5 ngml LPS. Using LPS in the presence and absence of the P glycoprotein inhibitor PSC833, the decrease in saquinavir accumula tion Inhibitors,Modulators,Libraries was only partially explained by increases Inhibitors,Modulators,Libraries in P glyco protein function, that is, by increased P glycoprotein mediated efflux of compound from the intracellular compartment to the outside of the cell. The remainder of the unaccounted saquinavir transport surprisingly could not be explained by increases in efflux or protein expression Inhibitors,Modulators,Libraries of Mrp1, a transporter known to handle sa quinavir efficiently.
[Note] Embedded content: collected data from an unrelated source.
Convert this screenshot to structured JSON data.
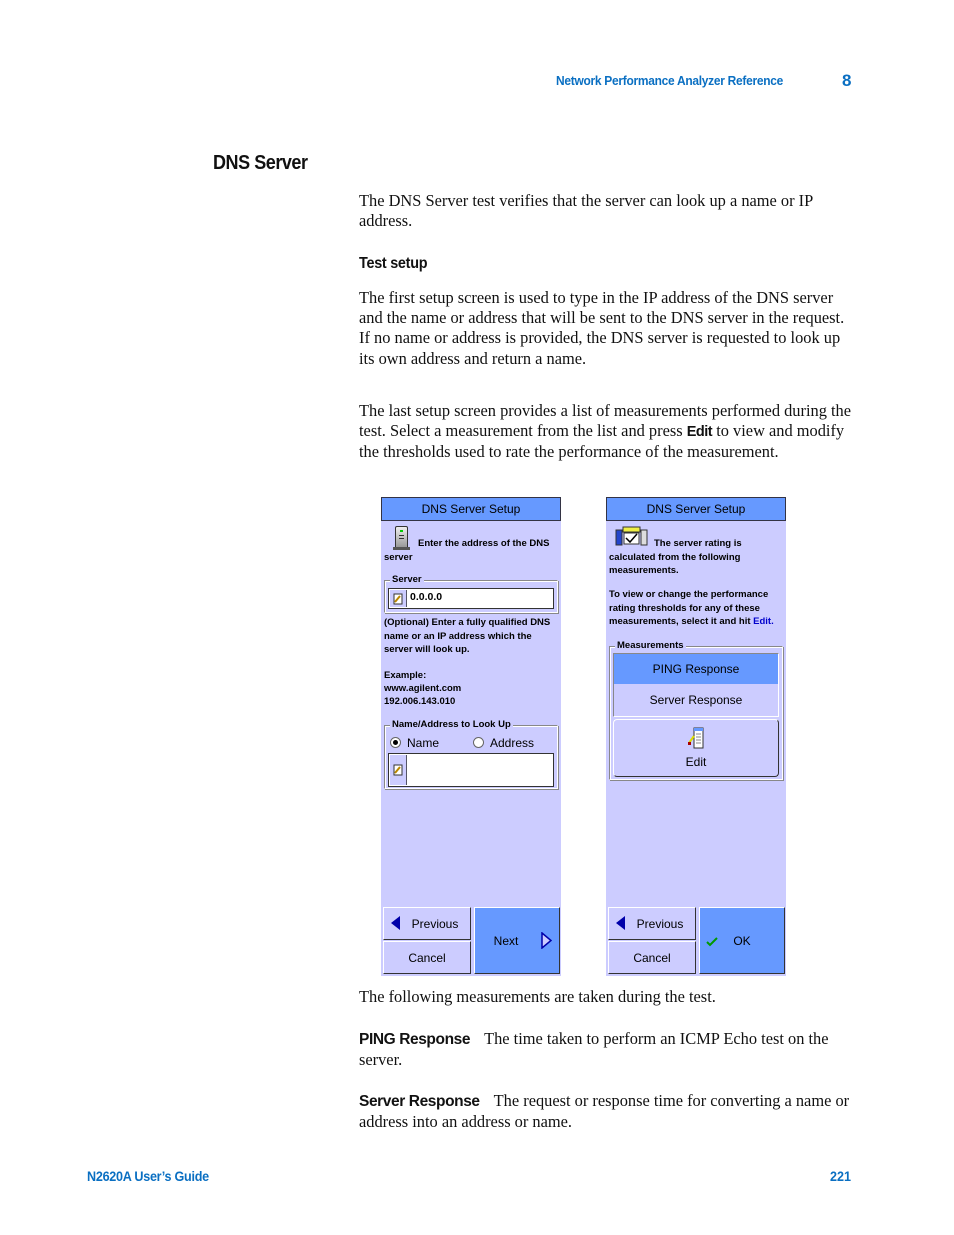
{
  "header": {
    "chapter_title": "Network Performance Analyzer Reference",
    "chapter_number": "8"
  },
  "section": {
    "title": "DNS Server",
    "intro": "The DNS Server test verifies that the server can look up a name or IP address.",
    "subsection_title": "Test setup",
    "para1": "The first setup screen is used to type in the IP address of the DNS server and the name or address that will be sent to the DNS server in the request. If no name or address is provided, the DNS server is requested to look up its own address and return a name.",
    "para2_before": "The last setup screen provides a list of measurements performed during the test. Select a measurement from the list and press ",
    "para2_bold": "Edit",
    "para2_after": " to view and modify the thresholds used to rate the performance of the measurement.",
    "following": "The following measurements are taken during the test.",
    "definitions": [
      {
        "term": "PING Response",
        "text": "The time taken to perform an ICMP Echo test on the server."
      },
      {
        "term": "Server Response",
        "text": "The request or response time for converting a name or address into an address or name."
      }
    ]
  },
  "screen1": {
    "title": "DNS Server Setup",
    "instruction": "Enter the address of the DNS server",
    "server_group_label": "Server",
    "server_value": "0.0.0.0",
    "optional_text": "(Optional) Enter a fully qualified DNS name or an IP address which the server will look up.",
    "example_label": "Example:",
    "example_lines": [
      "www.agilent.com",
      "192.006.143.010"
    ],
    "lookup_group_label": "Name/Address to Look Up",
    "radio_name": "Name",
    "radio_address": "Address",
    "selected_radio": "Name",
    "lookup_value": "",
    "previous_label": "Previous",
    "cancel_label": "Cancel",
    "next_label": "Next"
  },
  "screen2": {
    "title": "DNS Server Setup",
    "rating_text": "The server rating is calculated from the following measurements.",
    "edit_hint_before": "To view or change the performance rating thresholds for any of these measurements, select it and hit ",
    "edit_hint_link": "Edit.",
    "measurements_label": "Measurements",
    "measurements": [
      "PING Response",
      "Server Response"
    ],
    "selected_measurement": "PING Response",
    "edit_label": "Edit",
    "previous_label": "Previous",
    "cancel_label": "Cancel",
    "ok_label": "OK"
  },
  "footer": {
    "guide_title": "N2620A User’s Guide",
    "page_number": "221"
  }
}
Although less likely, a decrease in potential uptake of saquinavir into the cells via de creased SLC uptake transporter expressionfunction was also considered.
Transcripts of seven well characterized SLC transporters, some already well known to interact with ARs, were examined in the presence and absence of LPS. With the exception www.selleckchem.com/products/CP-690550.html of Slc22a2, none of these trans porters were expressed sig nificantly in HAPI microglia. Furthermore, Slc22a2 transcript levels in HAPI microglia were unchanged fol lowing LPS exposure. Therefore, it is unlikely that a change in SLC uptake transporters explains the reduced accumulation of saquinavir following LPS treatment.